Category: Business asset protection


By , January 11, 2011 8:50 am

In my LLC practice, I often run across LLCs whose ultimate owners hold their LLC memberships through single-member LLCs.  They do this because they think that they are obtaining two significant benefits—greater anonymity as LLC owners and an extra layer of statutory liability protection.

EXAMPLE.  Arthur Able and Bill Baker are equal members of AB, LLC.  AB, LLC, in turn, holds real estate with a fair market value of $1 million.  Arthur holds his AB membership directly in his own name.  Bill holds his through a single-member LLC named “Cosmic Holdings, LLC,” of which he is the sole member.

I think the above ownership structure creates a serious trap for Bill.  One of major benefits of holding property in an LLC is that all U.S. LLC acts except that of Pennsylvania provide LLCs and their members with statutory charging order protections.  (And I understand that Pennsylvania case law provides charging order protections for Pennsylvania LLCs and their members.) 

I will write about charging order protections at greater length in future posts.  However, in essence, LLC statutory charging order provisions provide that if a creditor holds an unsatisfied judgment against a member of a multi-member LLCs on the basis of a claim unrelated to the LLC’s business:

  • The creditor may obtain a lien (a “charging order”) against the LLC on the debtor-member’s right to receive distributions of LLC profits, requiring the LLC to distribute to the creditor any LLC profits it would otherwise distribute to the member to the extent of the judgment.
  • However, the creditor may not levy on the debtor-member’s voting rights or other management rights in satisfaction of the claim.

In my view, the fact that LLC statutes provide for charging order protections and that corporations do not is the single greatest business organization law advantage of LLCs over corporations.    

To explain:  In the above example, Bill, as noted, holds his ownership in AB through a single-member LLC.  What this means as a practical matter is that if Bill accidentally but negligently runs over and kills a brain surgeon on business unrelated to the LLC and the brain surgeon’s estate obtains a $20 million judgment against him, the estate can levy on his single-member LLC membership; it can obtain Bill’s voting rights; and, by exercising deadlock voting power, it can force the LLC to sell its assets and distribute Bill’s share of the proceeds to the estate.  This is because charging order protections only protect LLC members; they do not protect the members of single-member LLCs that are members of multi-member LLCs.

By contrast, assume that Arthur is the AB member accidentally killing the brain surgeon.  In this situation, charging order protections will enable the estate to obtain a charging order against AB, LLC; but, because Arthur holds his membership in AB directly, the estate cannot obtain Arthur’s voting rights and thus cannot force AB’s dissolution.

In short:  Think long and hard before advising your LLC formation clients to hold their memberships in multi-member LLCs through single-member LLCs.  First, your client will thereby lose charging order protections.  Second, as a practical matter, he won’t need a second liability shield; so why bother with a single-member LLC?  Third, in any law suit, the “anonymity” he thinks he will obtain through his single-member LLC will quickly turn out to be worthless.


By , December 22, 2010 9:13 am

In the last post in this blog, dated November 27, 2010, I discussed the potential business asset protection value for many privately owned companies that presently hold their assets and conduct their business through a single entity of adopting a new two-entity parent/subsidiary structure. In this restructuring, the subsidiary should be a single-member LLC taxable as a “disregarded entity.”
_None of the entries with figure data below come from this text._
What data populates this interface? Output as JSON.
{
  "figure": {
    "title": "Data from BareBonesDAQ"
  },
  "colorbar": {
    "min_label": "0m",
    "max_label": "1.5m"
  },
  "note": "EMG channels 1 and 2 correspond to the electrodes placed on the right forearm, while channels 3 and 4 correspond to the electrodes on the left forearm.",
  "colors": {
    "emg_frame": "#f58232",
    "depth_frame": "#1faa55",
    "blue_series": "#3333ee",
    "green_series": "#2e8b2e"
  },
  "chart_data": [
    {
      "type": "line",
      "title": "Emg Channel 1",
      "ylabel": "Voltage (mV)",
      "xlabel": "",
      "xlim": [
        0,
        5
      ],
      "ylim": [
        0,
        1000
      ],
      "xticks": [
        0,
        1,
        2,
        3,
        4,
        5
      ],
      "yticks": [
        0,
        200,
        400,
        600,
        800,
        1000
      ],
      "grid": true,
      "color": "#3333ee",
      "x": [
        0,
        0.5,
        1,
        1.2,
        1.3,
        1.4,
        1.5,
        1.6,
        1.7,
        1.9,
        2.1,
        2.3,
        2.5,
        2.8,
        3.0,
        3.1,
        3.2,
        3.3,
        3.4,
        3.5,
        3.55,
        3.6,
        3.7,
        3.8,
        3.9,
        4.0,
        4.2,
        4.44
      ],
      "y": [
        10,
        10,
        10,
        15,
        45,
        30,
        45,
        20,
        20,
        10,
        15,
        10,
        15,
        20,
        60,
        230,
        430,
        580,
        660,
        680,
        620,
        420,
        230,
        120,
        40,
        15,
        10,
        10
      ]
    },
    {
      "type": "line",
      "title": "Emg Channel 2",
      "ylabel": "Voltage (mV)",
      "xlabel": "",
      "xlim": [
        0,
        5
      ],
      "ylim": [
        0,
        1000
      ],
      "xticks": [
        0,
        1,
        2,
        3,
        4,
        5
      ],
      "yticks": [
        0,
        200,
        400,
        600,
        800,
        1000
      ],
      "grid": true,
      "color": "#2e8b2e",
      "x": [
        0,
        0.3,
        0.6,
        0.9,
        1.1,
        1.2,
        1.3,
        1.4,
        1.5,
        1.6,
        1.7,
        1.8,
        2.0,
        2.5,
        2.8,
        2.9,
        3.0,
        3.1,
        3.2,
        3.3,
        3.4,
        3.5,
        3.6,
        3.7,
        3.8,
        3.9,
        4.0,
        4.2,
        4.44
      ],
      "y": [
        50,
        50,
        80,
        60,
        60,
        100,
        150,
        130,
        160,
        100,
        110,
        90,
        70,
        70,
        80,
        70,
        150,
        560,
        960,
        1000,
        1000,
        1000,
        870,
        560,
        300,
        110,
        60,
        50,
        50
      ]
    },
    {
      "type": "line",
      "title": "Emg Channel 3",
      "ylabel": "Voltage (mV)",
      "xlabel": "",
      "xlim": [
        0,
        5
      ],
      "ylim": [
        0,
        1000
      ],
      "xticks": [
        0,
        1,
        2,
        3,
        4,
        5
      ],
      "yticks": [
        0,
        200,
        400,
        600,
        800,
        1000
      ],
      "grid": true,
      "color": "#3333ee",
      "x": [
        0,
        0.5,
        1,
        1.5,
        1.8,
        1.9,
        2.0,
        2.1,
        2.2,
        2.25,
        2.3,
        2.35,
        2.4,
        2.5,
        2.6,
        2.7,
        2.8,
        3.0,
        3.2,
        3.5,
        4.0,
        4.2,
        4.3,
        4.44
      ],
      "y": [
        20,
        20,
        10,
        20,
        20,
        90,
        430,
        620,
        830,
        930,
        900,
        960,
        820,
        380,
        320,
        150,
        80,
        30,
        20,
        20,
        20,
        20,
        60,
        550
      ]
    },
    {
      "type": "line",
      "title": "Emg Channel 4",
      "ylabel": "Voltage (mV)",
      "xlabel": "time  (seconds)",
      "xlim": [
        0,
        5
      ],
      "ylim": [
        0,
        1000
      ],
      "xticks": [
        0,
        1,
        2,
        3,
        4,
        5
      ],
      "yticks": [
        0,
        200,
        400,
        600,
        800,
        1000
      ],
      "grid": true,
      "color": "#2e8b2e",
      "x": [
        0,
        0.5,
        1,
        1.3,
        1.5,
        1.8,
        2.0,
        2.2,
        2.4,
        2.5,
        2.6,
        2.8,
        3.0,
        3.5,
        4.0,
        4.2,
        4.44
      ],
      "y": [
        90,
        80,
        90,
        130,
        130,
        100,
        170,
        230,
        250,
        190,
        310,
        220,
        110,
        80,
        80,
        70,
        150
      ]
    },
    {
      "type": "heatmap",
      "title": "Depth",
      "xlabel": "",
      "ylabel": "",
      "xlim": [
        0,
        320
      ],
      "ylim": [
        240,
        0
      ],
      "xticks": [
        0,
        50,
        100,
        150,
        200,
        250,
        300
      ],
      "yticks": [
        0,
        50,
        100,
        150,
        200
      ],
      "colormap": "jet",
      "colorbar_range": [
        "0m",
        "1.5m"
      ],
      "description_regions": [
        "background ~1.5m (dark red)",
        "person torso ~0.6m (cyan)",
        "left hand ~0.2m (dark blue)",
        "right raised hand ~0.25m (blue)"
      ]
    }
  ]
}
In implementing this restructuring, what should be your goals in drafting the operating agreement between the parent and the single-member LLC? I suggest you should have the two main goals summarized below:

1. You should draft the operating agreement so as to provide the parent company and its owners and relevant employees with a clear and comprehensive statement of the legal and tax structure of the single-member LLC, including, especially, its financial and management structures. This statement will be indispensable to the single-member LLC’s managers in administrating and operating the LLC. It may also be indispensable in dealing with third parties that deal with the single-member LLC, such as federal and state tax auditors and potential lenders.

2. To minimize the risk of veil-piercing, you should make clear in the operating agreement the essential separateness of the parent and the single-member LLC. The operating agreement can do much to accomplish this goal—e.g., by documenting the compliance of the LLC with the anti-veil-piercing “adequate capitalization” requirement and by providing in its management provisions that all day-to-day decisions of the single-member LLC will be made by its own internal managers and not by the parent.

However, it may be also be useful for this anti-veil-piercing purpose to formalize, in the operating agreement or in separate intercompany agreements, all other arrangements between the parent and the single-member LLC—e.g., arrangements, if any, for centralized accounting and marketing.